American Trucking Associations (ATA) and its 50 federated state trucking associations has released the results of a major survey of 1,000 trucking companies documenting the severity of the rising cost for primary and umbrella insurance.
The survey shows that primary, or general liability, rates increased by 32 percent for carriers renewing in 2001, with those renewing their policies after the terrorists attacks on New York City and Washington DC September 11, 2001, paying an average 37 percent more. Renewal rates for umbrella insurance in 2001 were pegged at an average 74 percent while rate increases after September 11 climbed to 120 percent, with one hike of over 1,000 percent.
"This information from our members demonstrates the depth of the insurance crisis in the trucking industry," said William J Canary, ATA president and chief executive officer. "Considering the fact that trucking moves a majority of the freight in America, a crisis like this is a real problem for the national economy."
Canary added that while some increases in costs were expected because the September 11 insurance losses, the jump in the percentages of increases is perplexing because both government statistics and the industry's experience show that trucking companies are driving safer than ever before.
In response to the industry's insurance situation, ATA Chairman David McCorkle of Oklahoma-based McCorkle Truck Lines has appointed an Insurance Task Force to study the issue. The panel, chaired by Fred C. Burns Jr. of Burns Motor Freight in West Virginia includes motor carriers of all sizes, representatives of the state trucking associations, and some of ATA's insurance industry partners. Its role is to highlight the trucking industry's insurance cost situation and to seek long and short-term responses.
"The best long-term solution is legal reform at the state and federal levels," Burns said. "Today, jury awards not based on any common sense reality are driving up insurance rates and continue to be completely out of hand. In addition, the 50 states have 50 different legal systems in which insurance companies and the trucking industry have to operate.
"Law enforcement and the insurance companies have a role here, too. "We need stepped up, tougher enforcement of traffic safety regulations and insurance companies must begin denying coverage to unsafe carriers and drivers who don't belong on the road."
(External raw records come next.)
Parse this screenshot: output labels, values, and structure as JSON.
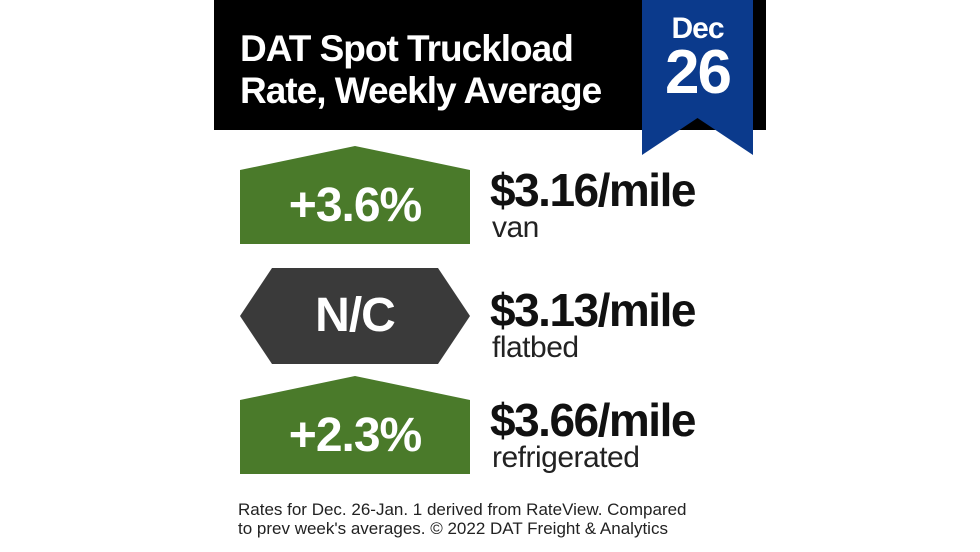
{
  "header": {
    "title_line1": "DAT Spot Truckload",
    "title_line2": "Rate, Weekly Average",
    "date_month": "Dec",
    "date_day": "26",
    "date_tag_color": "#0b3a8c"
  },
  "rows": [
    {
      "change": "+3.6%",
      "direction": "up",
      "badge_color": "#4a7a2a",
      "rate": "$3.16/mile",
      "equipment": "van"
    },
    {
      "change": "N/C",
      "direction": "none",
      "badge_color": "#3a3a3a",
      "rate": "$3.13/mile",
      "equipment": "flatbed"
    },
    {
      "change": "+2.3%",
      "direction": "up",
      "badge_color": "#4a7a2a",
      "rate": "$3.66/mile",
      "equipment": "refrigerated"
    }
  ],
  "footer": {
    "line1": "Rates for Dec. 26-Jan. 1 derived from RateView. Compared",
    "line2": "to prev week's averages. © 2022 DAT Freight & Analytics"
  }
}
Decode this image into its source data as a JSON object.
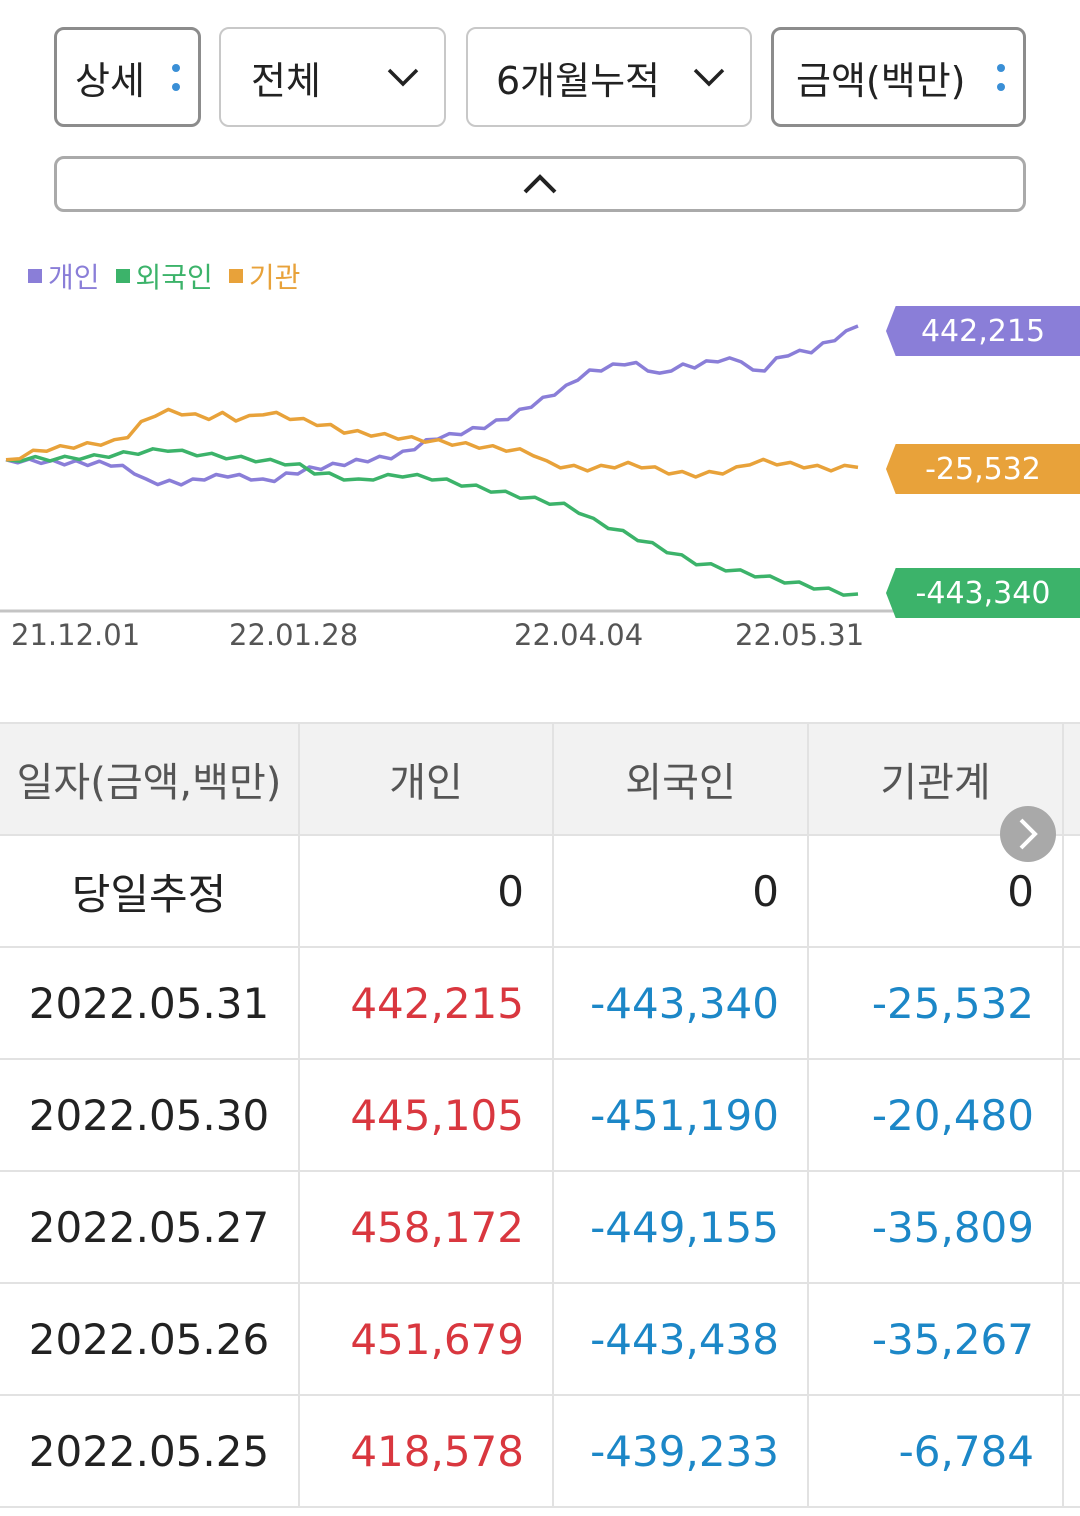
{
  "filters": {
    "view": "상세",
    "scope": "전체",
    "period": "6개월누적",
    "unit": "금액(백만)"
  },
  "legend": [
    {
      "label": "개인",
      "color": "#8a7ed8"
    },
    {
      "label": "외국인",
      "color": "#3cb36a"
    },
    {
      "label": "기관",
      "color": "#e8a23a"
    }
  ],
  "chart_data": {
    "type": "line",
    "x_ticks": [
      "21.12.01",
      "22.01.28",
      "22.04.04",
      "22.05.31"
    ],
    "series": [
      {
        "name": "개인",
        "color": "#8a7ed8",
        "last_label": "442,215",
        "values": [
          0,
          -3,
          -4,
          -5,
          -8,
          -10,
          -9,
          -12,
          -11,
          -14,
          -25,
          -40,
          -70,
          -75,
          -74,
          -76,
          -70,
          -60,
          -55,
          -50,
          -55,
          -60,
          -70,
          -65,
          -50,
          -40,
          -30,
          -25,
          -18,
          -12,
          -5,
          0,
          5,
          10,
          22,
          40,
          60,
          75,
          80,
          90,
          100,
          110,
          125,
          140,
          160,
          180,
          200,
          220,
          240,
          270,
          290,
          300,
          310,
          320,
          315,
          300,
          280,
          300,
          310,
          310,
          320,
          330,
          330,
          330,
          290,
          300,
          330,
          350,
          355,
          360,
          380,
          400,
          420,
          442
        ]
      },
      {
        "name": "외국인",
        "color": "#3cb36a",
        "values": [
          0,
          2,
          4,
          3,
          5,
          8,
          10,
          15,
          20,
          25,
          30,
          35,
          25,
          20,
          15,
          10,
          5,
          0,
          -5,
          -10,
          -20,
          -40,
          -50,
          -60,
          -70,
          -60,
          -55,
          -50,
          -55,
          -60,
          -70,
          -80,
          -90,
          -100,
          -110,
          -120,
          -130,
          -140,
          -150,
          -170,
          -200,
          -220,
          -240,
          -260,
          -280,
          -300,
          -320,
          -340,
          -350,
          -360,
          -370,
          -380,
          -390,
          -400,
          -410,
          -420,
          -430,
          -440,
          -443
        ]
      },
      {
        "name": "기관",
        "color": "#e8a23a",
        "values": [
          0,
          10,
          25,
          35,
          40,
          45,
          50,
          55,
          60,
          80,
          120,
          150,
          160,
          155,
          145,
          140,
          150,
          135,
          140,
          155,
          150,
          140,
          130,
          120,
          110,
          95,
          90,
          85,
          80,
          75,
          70,
          65,
          60,
          55,
          50,
          45,
          40,
          35,
          30,
          20,
          -10,
          -20,
          -25,
          -30,
          -25,
          -20,
          -15,
          -20,
          -30,
          -40,
          -45,
          -50,
          -45,
          -40,
          -30,
          -10,
          -5,
          -10,
          -15,
          -20,
          -25,
          -30,
          -25,
          -25
        ]
      }
    ]
  },
  "series_labels": {
    "individual": "442,215",
    "institution": "-25,532",
    "foreign": "-443,340"
  },
  "table": {
    "headers": [
      "일자(금액,백만)",
      "개인",
      "외국인",
      "기관계"
    ],
    "rows": [
      {
        "date": "당일추정",
        "ind": "0",
        "frn": "0",
        "inst": "0",
        "style": "zero"
      },
      {
        "date": "2022.05.31",
        "ind": "442,215",
        "frn": "-443,340",
        "inst": "-25,532"
      },
      {
        "date": "2022.05.30",
        "ind": "445,105",
        "frn": "-451,190",
        "inst": "-20,480"
      },
      {
        "date": "2022.05.27",
        "ind": "458,172",
        "frn": "-449,155",
        "inst": "-35,809"
      },
      {
        "date": "2022.05.26",
        "ind": "451,679",
        "frn": "-443,438",
        "inst": "-35,267"
      },
      {
        "date": "2022.05.25",
        "ind": "418,578",
        "frn": "-439,233",
        "inst": "-6,784"
      }
    ]
  }
}
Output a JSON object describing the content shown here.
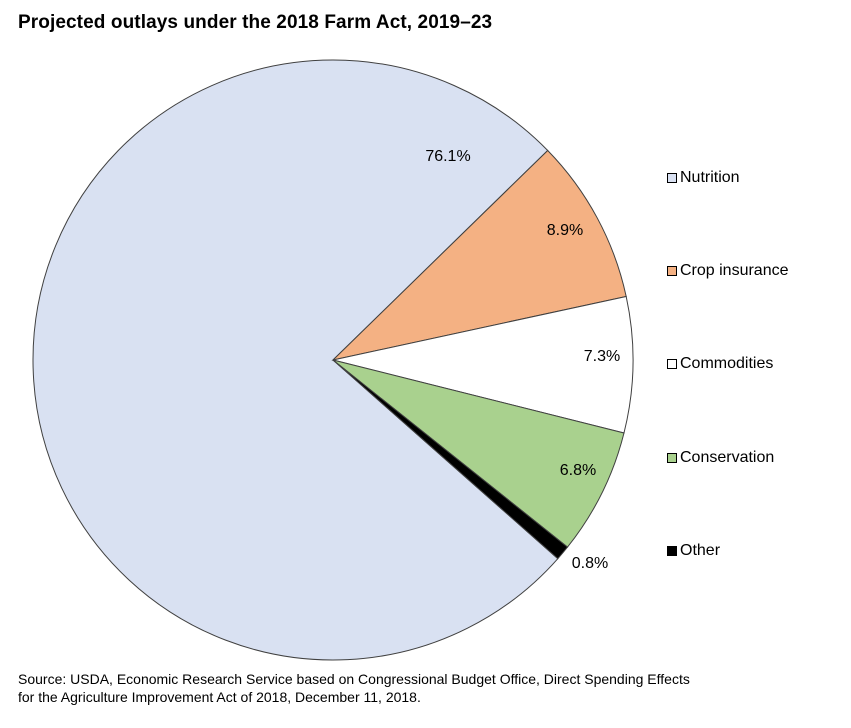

Michael J Riley, president of the Motor Transport Association of Connecticut and chairman of the 50-state Trucking Association Executives Council, said: "We know that since 9-11 it is costing everyone more to do business. But ours is an industry where 80 percent of trucking companies have 20 or fewer trucks, where profit margins are slim, and where undue costs at one end threaten the entire business. We have to drive insurance costs down or our hometowns are going to lose some family-built, family-owned trucking companies; and all of America's freight deliveries will slow down."
For the short term, ATA is developing educational materials for state association members, of all sizes, to assist them in providing and promoting better safety programs and practices, better driver hiring, training, and monitoring systems, better safety incentive programs, better loss prevention systems--all of which can lead to lower insurance rates. "Simply put, we move the American economy," Canary said. "If increased insurance rates put us out of business--America stops."